## World Happiness Report Analysis

In [None]:
import pandas as pd
import numpy as np
import matplotlib.pyplot as plt
%matplotlib inline
import seaborn as sns
import math
from sklearn.model_selection import train_test_split
from sklearn.metrics import mean_squared_error
from sklearn.linear_model import LinearRegression

In [None]:
df15 = pd.read_csv('2015.csv')
df16 = pd.read_csv('2016.csv')
df17 = pd.read_csv('2017.csv')
df18 = pd.read_csv('2018.csv')
df19 = pd.read_csv('2019.csv')

In [None]:
df15.head()

In [None]:
df16.head()

In [None]:
df17.head()

In [None]:
df18.head()

In [None]:
df19.head()

In [None]:
sns.heatmap(df19.corr(),annot=True)

Observations from Heatmap :
* The correlation between**Score and GDP is 0.79** which means provided all other factors to be constant a unit change in GDP will account for 0.79 unit increase in the Score which is also the highest value of increase as compared to any other factors.
* The **Social Support and Health life expectancy also have a correlation value of 0.78** with the score but observe that correlation between **GDP and Health life expectancy is 0.84 which is highest value in all the permuations of correlations**.
* The "Perception of Corruption" and "Freedom of Choice" has also significant value of correlation with score.

> So Let us consider the variations of GDP Score of Countries over the last 4 years with their rank in the present year.

In [None]:
gdp =pd.DataFrame([df19['GDP per capita'],
       df18['GDP per capita'],
       df17['Economy..GDP.per.Capita.'],
       df16['Economy (GDP per Capita)'],
       df15['Economy (GDP per Capita)']])
gdpt = gdp.transpose()
gdpt.index.rename(name='OverallRank',inplace=True)
gdpt.columns = ["GDP 2019","GDP 2018","GDP 2017","GDP 2016","GDP 2015"]
gdpt.fillna(value=0,inplace=True)
gdpt['Avg GDP']= gdpt.mean(axis=1)
gdpt

The above table shows the variation of Overall Rank (index) and the GDP of the countries.
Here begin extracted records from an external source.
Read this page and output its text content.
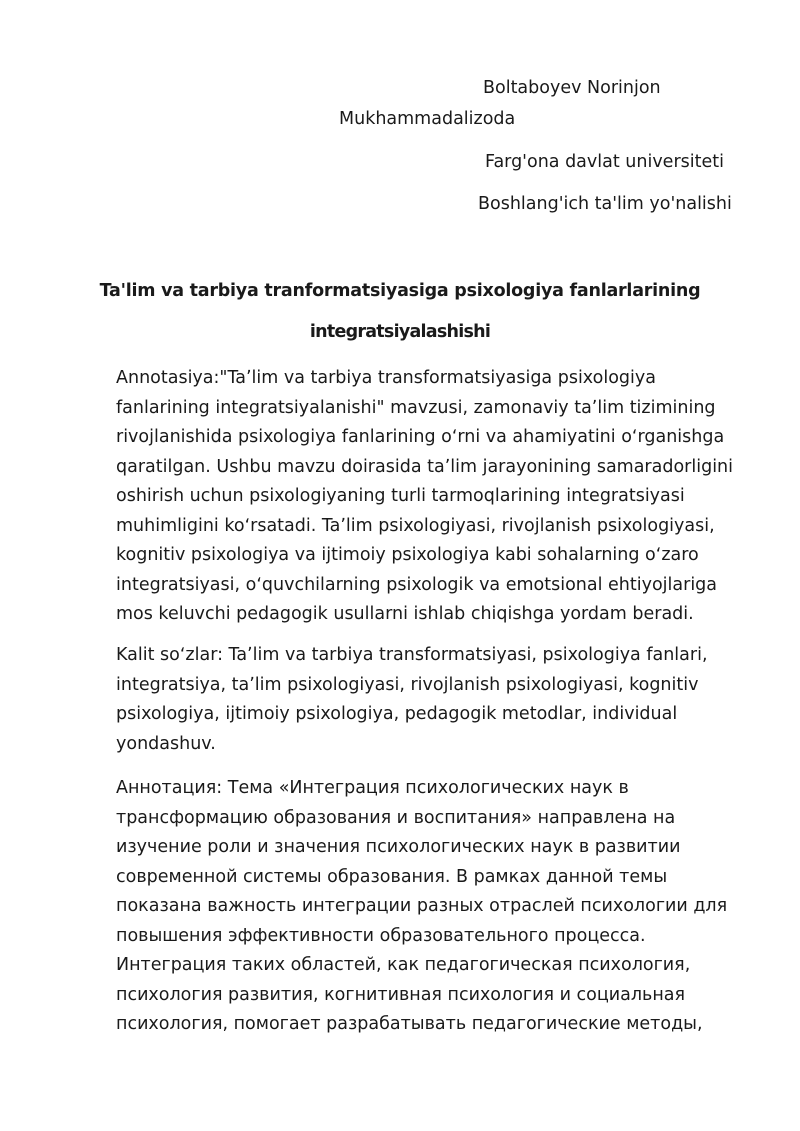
Boltaboyev Norinjon
Mukhammadalizoda
Farg'ona davlat universiteti
Boshlang'ich ta'lim yo'nalishi
Ta'lim va tarbiya tranformatsiyasiga psixologiya fanlarlarining
integratsiyalashishi
Annotasiya:"Taʼlim va tarbiya transformatsiyasiga psixologiya
fanlarining integratsiyalanishi" mavzusi, zamonaviy taʼlim tizimining
rivojlanishida psixologiya fanlarining oʻrni va ahamiyatini oʻrganishga
qaratilgan. Ushbu mavzu doirasida taʼlim jarayonining samaradorligini
oshirish uchun psixologiyaning turli tarmoqlarining integratsiyasi
muhimligini koʻrsatadi. Taʼlim psixologiyasi, rivojlanish psixologiyasi,
kognitiv psixologiya va ijtimoiy psixologiya kabi sohalarning oʻzaro
integratsiyasi, oʻquvchilarning psixologik va emotsional ehtiyojlariga
mos keluvchi pedagogik usullarni ishlab chiqishga yordam beradi.
Kalit soʻzlar: Taʼlim va tarbiya transformatsiyasi, psixologiya fanlari,
integratsiya, taʼlim psixologiyasi, rivojlanish psixologiyasi, kognitiv
psixologiya, ijtimoiy psixologiya, pedagogik metodlar, individual
yondashuv.
Аннотация: Тема «Интеграция психологических наук в
трансформацию образования и воспитания» направлена на
изучение роли и значения психологических наук в развитии
современной системы образования. В рамках данной темы
показана важность интеграции разных отраслей психологии для
повышения эффективности образовательного процесса.
Интеграция таких областей, как педагогическая психология,
психология развития, когнитивная психология и социальная
психология, помогает разрабатывать педагогические методы,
It seems to be a little difficult to understand these variation in the table form. Let us try to visualize the trends of these Rank vs GDP values.

In [None]:
sns.lineplot(x=gdpt.index,y=gdpt['Avg GDP'])

* Observing the above graph we can see that, there can be a **subrange** of ranks vs values of GDP where the **variation is significant**. For example, for Ranks between 0-20 GDP values show significant variations (irregular) and so on.
* Although when plotted for all the data points **(all ranks) this variations become insignificant** and we can nearly say that it is a **consistently decreasing graph** and hence enables us to use linear regression to perform machine learning tasks. 

In [None]:
gdpt.reset_index(level=0,inplace=True)

In [None]:
x = gdpt[['GDP 2019','GDP 2018','GDP 2017','GDP 2016','GDP 2015']]
y = gdpt['OverallRank']

In [None]:
x_train,x_test,y_train,y_test=train_test_split(x,y,test_size=0.3,random_state=101)

In [None]:
lm = LinearRegression()
lm.fit(x_train,y_train)

In [None]:
print("Model intercept --> " +str(lm.intercept_))

In [None]:
print(lm.coef_)

In [None]:
cdf = pd.DataFrame(lm.coef_,x_train.columns,columns=['Coeff'])
cdf

#### Predictions

_We have trained our model here, its time how can we **predict a countries happiness rank** by just considering their **GDP perfromance** from past and present years_

In [None]:
y_pred = lm.predict(x_test)
pr = pd.DataFrame(y_pred,y_test,columns=['Predicted Rank'])
pr.reset_index(level=0,inplace=True)
pr.head()

In [None]:
plt.scatter(pr['OverallRank'],pr['Predicted Rank'])

Difference between Predicted Rank and Overall Rank would suggest us that, by not considering other facts such as Health life expectancy etc the overall ranks can vary about this much ranks.

In [None]:
sns.distplot((y_test-y_pred),bins=10)

In [None]:
pr['Considering other facts'] = pr['OverallRank'] - pr['Predicted Rank']
pr.head()

In [None]:
print("The Root mean square error is")
math.sqrt(mean_squared_error(y_test,y_pred))

The value of error is 13.5 which means if we don't consider GDP, it will only account for only 13.5 change in current ranks.
So what does this analysis suggests about World Happiness Report?
> Is it just a mere comparisons of how well we are utilizing our GDP in providing better health services and educational facilites (Literacy not considered in report) etc.
> Freedom of Speech, Corruption, Social support and generosity are not significant enough in happiness index.

This seems like a illusion or vague understanding of this report!